• First of all, good article explaining the basics of included columns.

    Unfortunately, the space saving of 48.9% is completely wrong. Yes, you are saving 48.9% space in the intermediate levels (actually little less because of pointers to the next level) but that amounts to about 0.4% for the whole index! 0.4%! That's it. Not worth talking about since fragmentation will cost you much more.

    Anyway, here are more details, somebody please check my math 🙂

    Assume 8kB ~ 8000B per page (it's actually 8096 but this will make the math easier).

    Assume a pointer to the next level is 4B (it is 6B but 4B will make it simpler).

    Assume that a pointer to a table row is also 4B (that depends on the table, in most cases it's more than 4B).
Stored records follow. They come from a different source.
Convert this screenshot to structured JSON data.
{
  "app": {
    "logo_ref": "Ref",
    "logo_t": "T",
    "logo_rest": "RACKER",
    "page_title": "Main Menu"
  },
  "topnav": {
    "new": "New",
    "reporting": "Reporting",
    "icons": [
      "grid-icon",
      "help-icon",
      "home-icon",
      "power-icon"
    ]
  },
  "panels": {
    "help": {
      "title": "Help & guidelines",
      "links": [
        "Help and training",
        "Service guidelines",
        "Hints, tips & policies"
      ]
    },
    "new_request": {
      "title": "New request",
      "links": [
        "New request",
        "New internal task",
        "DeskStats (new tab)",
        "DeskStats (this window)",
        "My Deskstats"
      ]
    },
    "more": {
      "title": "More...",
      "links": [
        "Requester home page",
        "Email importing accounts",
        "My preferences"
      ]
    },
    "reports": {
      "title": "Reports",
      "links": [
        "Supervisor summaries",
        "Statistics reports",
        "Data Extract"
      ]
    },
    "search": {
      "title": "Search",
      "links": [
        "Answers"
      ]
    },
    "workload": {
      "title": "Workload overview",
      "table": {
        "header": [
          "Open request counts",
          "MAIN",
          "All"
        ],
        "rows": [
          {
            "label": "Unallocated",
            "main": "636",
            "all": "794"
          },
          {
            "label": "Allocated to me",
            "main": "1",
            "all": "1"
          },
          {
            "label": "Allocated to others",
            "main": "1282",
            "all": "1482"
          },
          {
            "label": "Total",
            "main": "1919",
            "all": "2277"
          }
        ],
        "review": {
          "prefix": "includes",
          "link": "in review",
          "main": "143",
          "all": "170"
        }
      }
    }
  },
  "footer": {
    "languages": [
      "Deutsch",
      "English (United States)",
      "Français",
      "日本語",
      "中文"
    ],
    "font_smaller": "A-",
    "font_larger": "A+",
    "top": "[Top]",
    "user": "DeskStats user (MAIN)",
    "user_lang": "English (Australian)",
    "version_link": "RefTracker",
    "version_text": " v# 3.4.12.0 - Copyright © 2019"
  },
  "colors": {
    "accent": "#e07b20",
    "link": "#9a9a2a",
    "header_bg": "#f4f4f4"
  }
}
    Ignore any row overhead.

    In any case, these assumptions give advantage to an index with included columns, so no harm done.

    Let's take a table with 1,000,000 rows.

    Full index

    LEAF LEVEL: 1,000,000 leaves, 50B/leaf ==> 6,250 pages

    INTERMEDIATE LEVEL: 6,250 nodes, 50B/node ==> 160 nodes/page ==> 40 pages

    ROOT LEVEL: 40 nodes, 50B/node ==> 160 nodes/page ==> 1 page

    Total# pages: 6,291

    Index with included columns

    LEAF LEVEL: 1,000,000 leaves, 50B/leaf ==> 160 leaves/page ==> 6,250 pages

    INTERMEDIATE LEVEL: 6,250 nodes, 20B/node ==> 400 nodes/page ==> 16 pages

    ROOT LEVEL: 16 nodes, 20B/node ==> 400 nodes/page ==> 1 page

    Total# pages: 6,267

    6,291 / 6,267 = 1.003829 ... ~ 1.004

    Clearly, there are slight differences in the final number depending on the table size but no matter what, the number will be very similar for any number of rows.

    Also, in Josef's example, the leaf node/index key was relatively small and therefore the number of intermediate nodes compared to the # leaf nodes was very small. With wider indexes, the number of intermediate nodes increases and so does the amount of saved space.